Le secret bancaire invoqué ici ressemble un peu à une bonne excuse pour ne pas s'étendre et clore unilatéralement la polémique, façon François Hollande avec Manuel Valls et ses voyages footbalistiques. Le secret bancaire interdit à un banquier de fournir à une personne privée des renseignements sur la situation du compte d'un de ses clients ou sur toute opération effectuée sur ce compte. Mais sans doute pas à une banque d'expliquer sommairement pourquoi elle décide de fermer le compte d'un de ses clients.

Le fait que le détenteur du compte ait de très faibles revenus n'entre pas en compte, selon F. M.. Pas plus que les questions sur l'application du CIC, indique le communiqué de la banque.

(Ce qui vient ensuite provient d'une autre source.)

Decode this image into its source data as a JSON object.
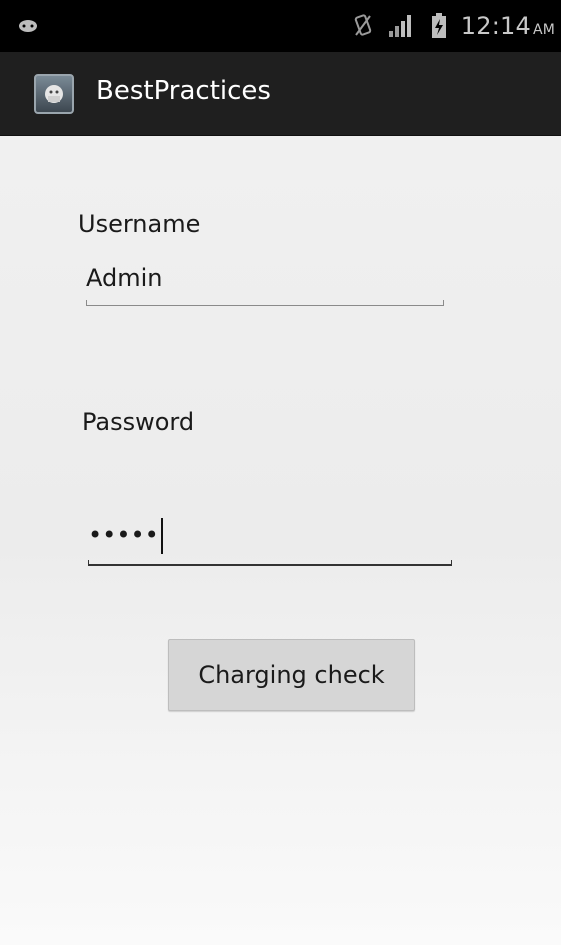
{
  "status_bar": {
    "time": "12:14",
    "ampm": "AM",
    "icons": [
      "android-debug-icon",
      "vibrate-icon",
      "signal-icon",
      "battery-charging-icon"
    ]
  },
  "action_bar": {
    "title": "BestPractices",
    "icon": "app-launcher-icon"
  },
  "form": {
    "username_label": "Username",
    "username_value": "Admin",
    "password_label": "Password",
    "password_value": "•••••",
    "submit_label": "Charging check"
  }
}
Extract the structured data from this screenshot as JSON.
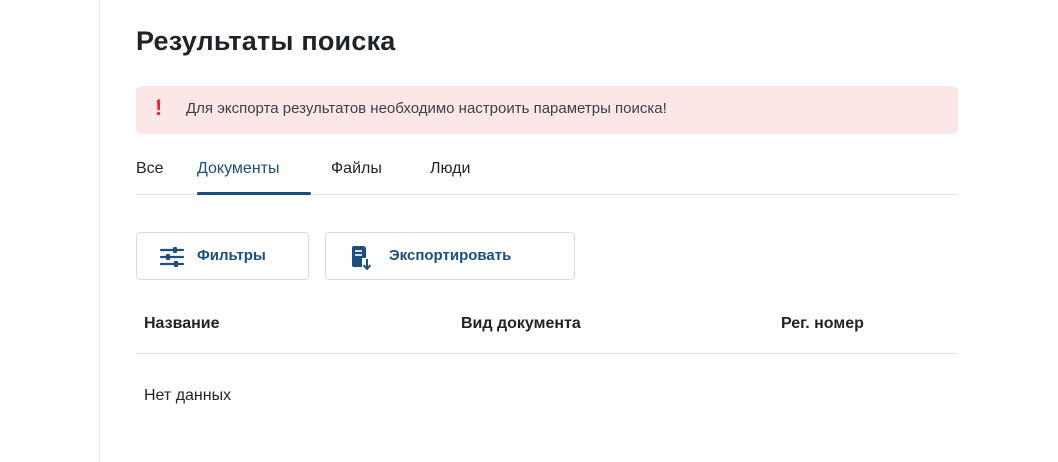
{
  "page": {
    "title": "Результаты поиска"
  },
  "alert": {
    "icon": "exclamation-icon",
    "icon_glyph": "!",
    "text": "Для экспорта результатов необходимо настроить параметры поиска!"
  },
  "tabs": [
    {
      "label": "Все",
      "active": false
    },
    {
      "label": "Документы",
      "active": true
    },
    {
      "label": "Файлы",
      "active": false
    },
    {
      "label": "Люди",
      "active": false
    }
  ],
  "toolbar": {
    "filters_label": "Фильтры",
    "filters_icon": "sliders-icon",
    "export_label": "Экспортировать",
    "export_icon": "document-export-icon"
  },
  "table": {
    "columns": [
      "Название",
      "Вид документа",
      "Рег. номер"
    ],
    "empty_text": "Нет данных"
  },
  "colors": {
    "accent": "#1c4f7c",
    "alert_background": "#fde6e6",
    "alert_icon": "#e5262f"
  }
}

On se perd donc en conjectures...

Toujours aussi intrigués par cette affaire de la banque qui fournit à ses clients des outils bancaires dans un monde qui bouge, nous avons repris notre combiné téléphonique. F. M. était sur répondeur et nos messages l'ont laissé froid. La directrice de l'agence de Turballe devait nous rappeler mais ne l'a pas fait. Le CIC, une banque à votre écoute et qui répond à vos questions... De son côté, @sorcier_FXK n'a pas eu de nouvelles à part le numéro du médiateur.

Nous avons par ailleurs interrogé la CNIL sur l'existence d'une déclaration du CIC concernant cette application et son contenu. Mais comme à son habitude, la CNIL n'a pas été en mesure de répondre à notre demande avant publication de cet article. Nous ne manquerons pas de vous informer, ami lecteur, si la CNIL se réveillait.